(11 Dec 2024)
RESTRICTION SUMMARY:
ASSOCIATED PRESS
Damascus, Syria – 11 December 2024
1. Relatives gathering outside morgue where pictures of victims are pinned on wall
2. SOUNDBITE (Arabic) Dr. Abdallah Youssef, forensic doctor:
"35 bodies arrived from Harasta Hospital. Some have been identified, others remain unknown. We took samples to analyze them, but that will take some time."
3. Bodies in morgue
4. SOUNDBITE (Arabic) Dr. Abdallah Youssef, forensic doctor:
++STARTS ON PREVIOUS SHOT++
"The bodies were in salt rooms at very low temperatures. We cannot identify the date of death until we finish all the tests. There are some torture marks, some signs of surgical operations, but we cannot determine yet if organs were stolen. There were bullet holes in some bodies, they could be from field executions."
5. Woman crying
6. SOUNDBITE (Arabic) Hlala Merei, Palestinian refugee in Syria:
++PARTIALLY OVERLAID BY SHOTS 7-8++
"I lost my sons in 2013. I’ve been submitting requests to the military police and the military court, but they kept telling me they don’t have them. Since 2013, I have not seen them, nor do I know their fate. Bring back my sons."
7. Man checking bodies
8. Families outside morgue
STORYLINE:
Dozens of relatives gathered at a morgue in Damascus on Wednesday, anxiously awaiting news about their loved ones who were imprisoned or killed by the security apparatus of the toppled Syrian government.
On the morgue’s wall outside, pictures of some of the dead were pinned so their relatives can identify them, as many remain unknown.
"35 bodies arrived from Harasta Hospital. Some have been identified, others remain unknown. We took samples to analyze them, but that will take some time," said Dr. Abdallah Youssef, a forensic specialist.
Thousands were found in Syrian detention centers and prisons since the fall of Assad.
Where some have died just weeks ago, others perished months earlier.
Syrians across the world are now circulating images of dead and tortured bodies in the grim hope of seeing the bodies of their slain loved ones.
Inside the morgue in Damascus, Mohammad Chaeeb spoke softly into his phone, telling a relative the news: he’d found his brother there.
His gaze lingered on the blackened body of his brother, Sami Chaeeb. Sami’s teeth were bared, his eye sockets empty.
“It looks like they used gas on him or something, I don’t know. He doesn’t look normal. He doesn’t even have eyes,” he said while talking on the phone.
Sami was put in jail five months ago, disappearing into a dark prison system under the rule of President Bashar al-Assad, whose regime fell over the weekend. The family never knew why Sami had been imprisoned.
Some bodies came from the notorious Saydnaya Prison, still dressed in their prisoner uniforms, said Yasser Qasser, a medical forensic assistant at the morgue.
His colleague, Dr.
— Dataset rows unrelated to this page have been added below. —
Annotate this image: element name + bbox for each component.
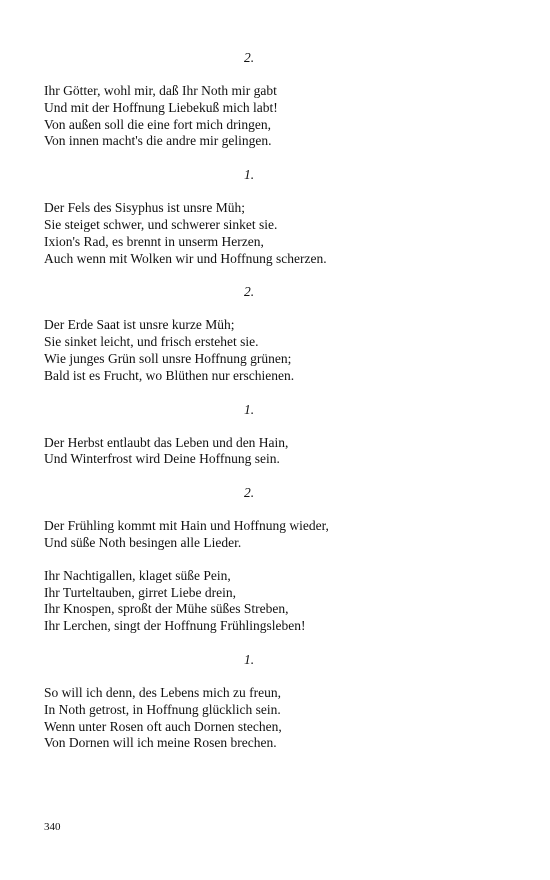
stanza bbox=[44, 200, 454, 267]
spacer bbox=[44, 752, 454, 768]
stanza bbox=[44, 568, 454, 635]
verse-line: Bald ist es Frucht, wo Blüthen nur erschienen. bbox=[44, 367, 295, 383]
verse-line: Der Herbst entlaubt das Leben und den Hain, bbox=[44, 434, 289, 450]
spacer bbox=[44, 419, 454, 435]
spacer bbox=[44, 301, 454, 317]
verse-line: Der Frühling kommt mit Hain und Hoffnung wieder, bbox=[44, 518, 329, 534]
stanza bbox=[44, 83, 454, 150]
verse-line: Ixion's Rad, es brennt in unserm Herzen, bbox=[44, 233, 264, 249]
verse-line: Von außen soll die eine fort mich dringen, bbox=[44, 116, 271, 132]
speaker-label: 2. bbox=[243, 485, 255, 501]
speaker-label: 2. bbox=[243, 50, 255, 65]
stanza bbox=[44, 317, 454, 384]
verse-line: Sie sinket leicht, und frisch erstehet sie. bbox=[44, 334, 259, 350]
verse-line: Ihr Turteltauben, girret Liebe drein, bbox=[44, 584, 236, 600]
spacer bbox=[44, 150, 454, 166]
spacer bbox=[44, 502, 454, 518]
verse-line: So will ich denn, des Lebens mich zu freun, bbox=[44, 684, 281, 700]
speaker-label: 2. bbox=[243, 284, 255, 300]
verse-line: Und süße Noth besingen alle Lieder. bbox=[44, 534, 242, 550]
speaker-label: 1. bbox=[243, 401, 255, 417]
stanza bbox=[44, 685, 454, 752]
verse-line: Und mit der Hoffnung Liebekuß mich labt! bbox=[44, 99, 278, 115]
verse-line: Sie steiget schwer, und schwerer sinket sie. bbox=[44, 216, 278, 232]
spacer bbox=[44, 552, 454, 568]
verse-line: Und Winterfrost wird Deine Hoffnung sein. bbox=[44, 451, 280, 467]
verse-line: Wenn unter Rosen oft auch Dornen stechen, bbox=[44, 718, 282, 734]
spacer bbox=[44, 468, 454, 484]
speaker-label: 1. bbox=[243, 167, 255, 183]
verse-line: Von Dornen will ich meine Rosen brechen. bbox=[44, 735, 277, 751]
spacer bbox=[44, 635, 454, 651]
verse-line: In Noth getrost, in Hoffnung glücklich sein. bbox=[44, 701, 281, 717]
verse-line: Der Fels des Sisyphus ist unsre Müh; bbox=[44, 200, 246, 216]
verse-line: Ihr Götter, wohl mir, daß Ihr Noth mir gabt bbox=[44, 83, 277, 98]
verse-line: Wie junges Grün soll unsre Hoffnung grünen; bbox=[44, 350, 292, 366]
spacer bbox=[44, 669, 454, 685]
spacer bbox=[44, 267, 454, 283]
spacer bbox=[44, 385, 454, 401]
verse-line: Auch wenn mit Wolken wir und Hoffnung scherzen. bbox=[44, 250, 327, 266]
verse-line: Ihr Knospen, sproßt der Mühe süßes Streben, bbox=[44, 601, 289, 617]
verse-line: Ihr Nachtigallen, klaget süße Pein, bbox=[44, 567, 231, 583]
verse-line: Von innen macht's die andre mir gelingen. bbox=[44, 133, 272, 149]
poem-text bbox=[44, 49, 454, 768]
spacer bbox=[44, 67, 454, 83]
stanza bbox=[44, 435, 454, 469]
verse-line: Ihr Lerchen, singt der Hoffnung Frühlingsleben! bbox=[44, 618, 306, 634]
verse-line: Der Erde Saat ist unsre kurze Müh; bbox=[44, 317, 235, 333]
stanza bbox=[44, 518, 454, 552]
speaker-label: 1. bbox=[243, 651, 255, 667]
page-number: 340 bbox=[44, 821, 61, 833]
spacer bbox=[44, 184, 454, 200]
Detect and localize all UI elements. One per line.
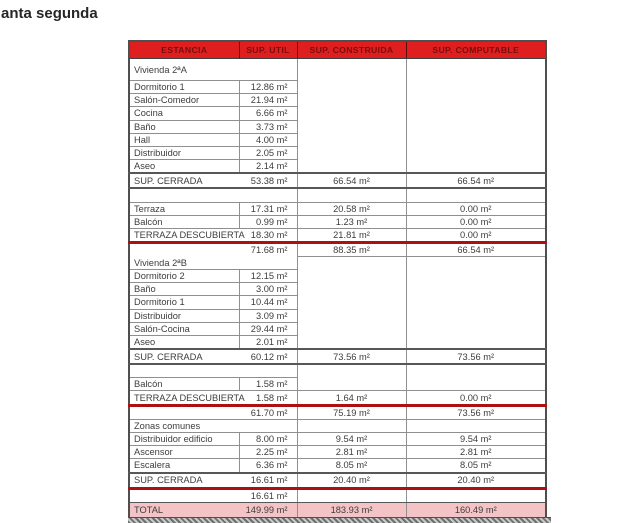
cell-sup-util: 1.58 m² bbox=[239, 378, 297, 391]
cell-sup-construida: 88.35 m² bbox=[297, 243, 406, 257]
cell-sup-util: 29.44 m² bbox=[239, 322, 297, 335]
cell-sup-computable: 73.56 m² bbox=[406, 405, 546, 419]
page-title: anta segunda bbox=[1, 5, 98, 22]
cell-sup-util: 2.25 m² bbox=[239, 446, 297, 459]
cell-estancia: Vivienda 2ªA bbox=[129, 59, 297, 81]
cell-estancia: Salón-Comedor bbox=[129, 94, 239, 107]
cell-sup-util: 10.44 m² bbox=[239, 296, 297, 309]
table-row bbox=[129, 202, 546, 215]
cell-sup-computable: 2.81 m² bbox=[406, 446, 546, 459]
cell-sup-util: 3.09 m² bbox=[239, 309, 297, 322]
cell-sup-util: 3.00 m² bbox=[239, 283, 297, 296]
cell-sup-construida: 21.81 m² bbox=[297, 228, 406, 242]
table-row bbox=[129, 283, 546, 296]
table-row bbox=[129, 107, 546, 120]
cell-sup-computable bbox=[406, 81, 546, 94]
cell-sup-construida bbox=[297, 81, 406, 94]
table-row bbox=[129, 309, 546, 322]
cell-sup-util: 2.01 m² bbox=[239, 335, 297, 349]
cell-sup-computable: 9.54 m² bbox=[406, 433, 546, 446]
cell-sup-construida: 73.56 m² bbox=[297, 349, 406, 364]
cell-sup-construida bbox=[297, 378, 406, 391]
cell-sup-computable bbox=[406, 335, 546, 349]
cell-sup-computable bbox=[406, 309, 546, 322]
cell-sup-construida bbox=[297, 120, 406, 133]
table-row bbox=[129, 173, 546, 188]
cell-sup-computable bbox=[406, 378, 546, 391]
cell-sup-construida: 9.54 m² bbox=[297, 433, 406, 446]
table-bottom-border bbox=[128, 517, 551, 523]
table-row bbox=[129, 257, 546, 270]
cell-sup-computable: 66.54 m² bbox=[406, 243, 546, 257]
cell-sup-construida bbox=[297, 107, 406, 120]
cell-estancia: Escalera bbox=[129, 459, 239, 473]
table-row bbox=[129, 446, 546, 459]
cell-estancia: TERRAZA DESCUBIERTA 1.58 m² bbox=[129, 391, 297, 405]
table-row bbox=[129, 243, 546, 257]
cell-sup-construida bbox=[297, 59, 406, 81]
cell-estancia: Ascensor bbox=[129, 446, 239, 459]
cell-sup-construida bbox=[297, 146, 406, 159]
cell-sup-util: 6.66 m² bbox=[239, 107, 297, 120]
cell-sup-util: 4.00 m² bbox=[239, 133, 297, 146]
surface-areas-table bbox=[128, 40, 547, 517]
cell-sup-construida: 66.54 m² bbox=[297, 173, 406, 188]
cell-estancia bbox=[129, 188, 297, 202]
cell-sup-computable bbox=[406, 188, 546, 202]
cell-estancia: Distribuidor edificio bbox=[129, 433, 239, 446]
cell-estancia: Distribuidor bbox=[129, 146, 239, 159]
cell-sup-computable: 0.00 m² bbox=[406, 391, 546, 405]
column-header-estancia: ESTANCIA bbox=[129, 41, 239, 59]
cell-sup-construida: 75.19 m² bbox=[297, 405, 406, 419]
cell-sup-construida: 8.05 m² bbox=[297, 459, 406, 473]
table-row bbox=[129, 188, 546, 202]
cell-sup-construida bbox=[297, 335, 406, 349]
cell-estancia bbox=[129, 364, 297, 378]
cell-sup-construida bbox=[297, 257, 406, 270]
cell-sup-computable bbox=[406, 133, 546, 146]
cell-estancia: TOTAL 149.99 m² bbox=[129, 502, 297, 517]
cell-sup-construida bbox=[297, 322, 406, 335]
column-header-sup-computable: SUP. COMPUTABLE bbox=[406, 41, 546, 59]
table-row bbox=[129, 364, 546, 378]
cell-sup-computable: 0.00 m² bbox=[406, 215, 546, 228]
cell-sup-construida bbox=[297, 269, 406, 282]
cell-sup-construida bbox=[297, 160, 406, 174]
cell-sup-computable bbox=[406, 283, 546, 296]
table-row bbox=[129, 378, 546, 391]
cell-estancia: Hall bbox=[129, 133, 239, 146]
cell-sup-util: 3.73 m² bbox=[239, 120, 297, 133]
cell-estancia: Dormitorio 2 bbox=[129, 269, 239, 282]
table-row bbox=[129, 349, 546, 364]
cell-estancia: Balcón bbox=[129, 215, 239, 228]
cell-sup-util: 12.15 m² bbox=[239, 269, 297, 282]
cell-sup-computable: 8.05 m² bbox=[406, 459, 546, 473]
table-body bbox=[129, 41, 546, 517]
cell-sup-computable bbox=[406, 107, 546, 120]
cell-estancia: Aseo bbox=[129, 335, 239, 349]
cell-sup-computable: 0.00 m² bbox=[406, 228, 546, 242]
cell-sup-construida: 2.81 m² bbox=[297, 446, 406, 459]
cell-estancia: SUP. CERRADA 16.61 m² bbox=[129, 473, 297, 489]
table-row bbox=[129, 120, 546, 133]
table-row bbox=[129, 391, 546, 405]
cell-sup-util: 6.36 m² bbox=[239, 459, 297, 473]
cell-sup-computable bbox=[406, 296, 546, 309]
cell-sup-computable bbox=[406, 146, 546, 159]
cell-sup-computable bbox=[406, 322, 546, 335]
surface-table bbox=[128, 40, 545, 523]
cell-sup-construida bbox=[297, 488, 406, 502]
cell-sup-util: 17.31 m² bbox=[239, 202, 297, 215]
column-header-sup-util: SUP. UTIL bbox=[239, 41, 297, 59]
cell-sup-computable: 0.00 m² bbox=[406, 202, 546, 215]
cell-sup-construida bbox=[297, 133, 406, 146]
cell-sup-construida: 1.23 m² bbox=[297, 215, 406, 228]
cell-sup-computable bbox=[406, 364, 546, 378]
cell-sup-construida bbox=[297, 188, 406, 202]
cell-estancia: TERRAZA DESCUBIERTA 18.30 m² bbox=[129, 228, 297, 242]
cell-estancia: Distribuidor bbox=[129, 309, 239, 322]
header-row bbox=[129, 41, 546, 59]
cell-sup-construida: 1.64 m² bbox=[297, 391, 406, 405]
cell-sup-computable: 160.49 m² bbox=[406, 502, 546, 517]
table-row bbox=[129, 94, 546, 107]
cell-estancia: SUP. CERRADA 60.12 m² bbox=[129, 349, 297, 364]
cell-estancia: Baño bbox=[129, 120, 239, 133]
cell-sup-util: 2.05 m² bbox=[239, 146, 297, 159]
cell-sup-computable bbox=[406, 419, 546, 432]
table-row bbox=[129, 473, 546, 489]
column-header-sup-construida: SUP. CONSTRUIDA bbox=[297, 41, 406, 59]
cell-sup-construida: 20.58 m² bbox=[297, 202, 406, 215]
cell-sup-util: 21.94 m² bbox=[239, 94, 297, 107]
cell-sup-construida bbox=[297, 94, 406, 107]
cell-estancia: Balcón bbox=[129, 378, 239, 391]
cell-sup-computable bbox=[406, 488, 546, 502]
cell-sup-construida bbox=[297, 296, 406, 309]
cell-estancia: 71.68 m² bbox=[129, 243, 297, 257]
table-row bbox=[129, 459, 546, 473]
cell-sup-computable: 73.56 m² bbox=[406, 349, 546, 364]
cell-estancia: Dormitorio 1 bbox=[129, 81, 239, 94]
table-row bbox=[129, 322, 546, 335]
table-row bbox=[129, 433, 546, 446]
cell-estancia: 61.70 m² bbox=[129, 405, 297, 419]
cell-sup-computable bbox=[406, 160, 546, 174]
cell-sup-computable bbox=[406, 257, 546, 270]
cell-estancia: Vivienda 2ªB bbox=[129, 257, 297, 270]
cell-sup-util: 0.99 m² bbox=[239, 215, 297, 228]
cell-sup-construida: 183.93 m² bbox=[297, 502, 406, 517]
table-row bbox=[129, 133, 546, 146]
cell-estancia: 16.61 m² bbox=[129, 488, 297, 502]
cell-estancia: Zonas comunes bbox=[129, 419, 297, 432]
cell-sup-construida bbox=[297, 283, 406, 296]
cell-estancia: Salón-Cocina bbox=[129, 322, 239, 335]
cell-estancia: SUP. CERRADA 53.38 m² bbox=[129, 173, 297, 188]
cell-sup-util: 12.86 m² bbox=[239, 81, 297, 94]
cell-sup-computable: 20.40 m² bbox=[406, 473, 546, 489]
cell-sup-construida: 20.40 m² bbox=[297, 473, 406, 489]
table-row bbox=[129, 228, 546, 242]
cell-estancia: Cocina bbox=[129, 107, 239, 120]
table-row bbox=[129, 215, 546, 228]
table-row bbox=[129, 502, 546, 517]
cell-estancia: Aseo bbox=[129, 160, 239, 174]
table-row bbox=[129, 59, 546, 81]
cell-estancia: Terraza bbox=[129, 202, 239, 215]
cell-sup-computable bbox=[406, 94, 546, 107]
table-row bbox=[129, 488, 546, 502]
table-row bbox=[129, 269, 546, 282]
cell-sup-util: 8.00 m² bbox=[239, 433, 297, 446]
table-row bbox=[129, 296, 546, 309]
cell-sup-construida bbox=[297, 309, 406, 322]
cell-sup-computable bbox=[406, 269, 546, 282]
table-row bbox=[129, 335, 546, 349]
cell-sup-construida bbox=[297, 419, 406, 432]
cell-sup-construida bbox=[297, 364, 406, 378]
cell-estancia: Baño bbox=[129, 283, 239, 296]
cell-sup-computable bbox=[406, 59, 546, 81]
cell-sup-computable: 66.54 m² bbox=[406, 173, 546, 188]
table-row bbox=[129, 160, 546, 174]
cell-estancia: Dormitorio 1 bbox=[129, 296, 239, 309]
cell-sup-util: 2.14 m² bbox=[239, 160, 297, 174]
table-row bbox=[129, 146, 546, 159]
table-row bbox=[129, 419, 546, 432]
table-row bbox=[129, 81, 546, 94]
table-row bbox=[129, 405, 546, 419]
cell-sup-computable bbox=[406, 120, 546, 133]
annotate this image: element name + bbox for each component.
Abdallah Youssef, said they’ve seen some torture and bullet marks on some of the bodies, and identifying all of them would take time.
An estimated 150,000 people have been detained or have gone missing in Syria since 2011 — under Assad’s rule, any whiff of dissent could send someone immediately to prison.
For years, it was a sentence akin to death, as few ever emerged from the system.
Some families continued to search the morgue. They moved among the bodies, weeping quietly as they passed, pausing to search for familiar features.
The bodies lay covered in white shrouds, each marked with a number—some bearing the label “unknown.”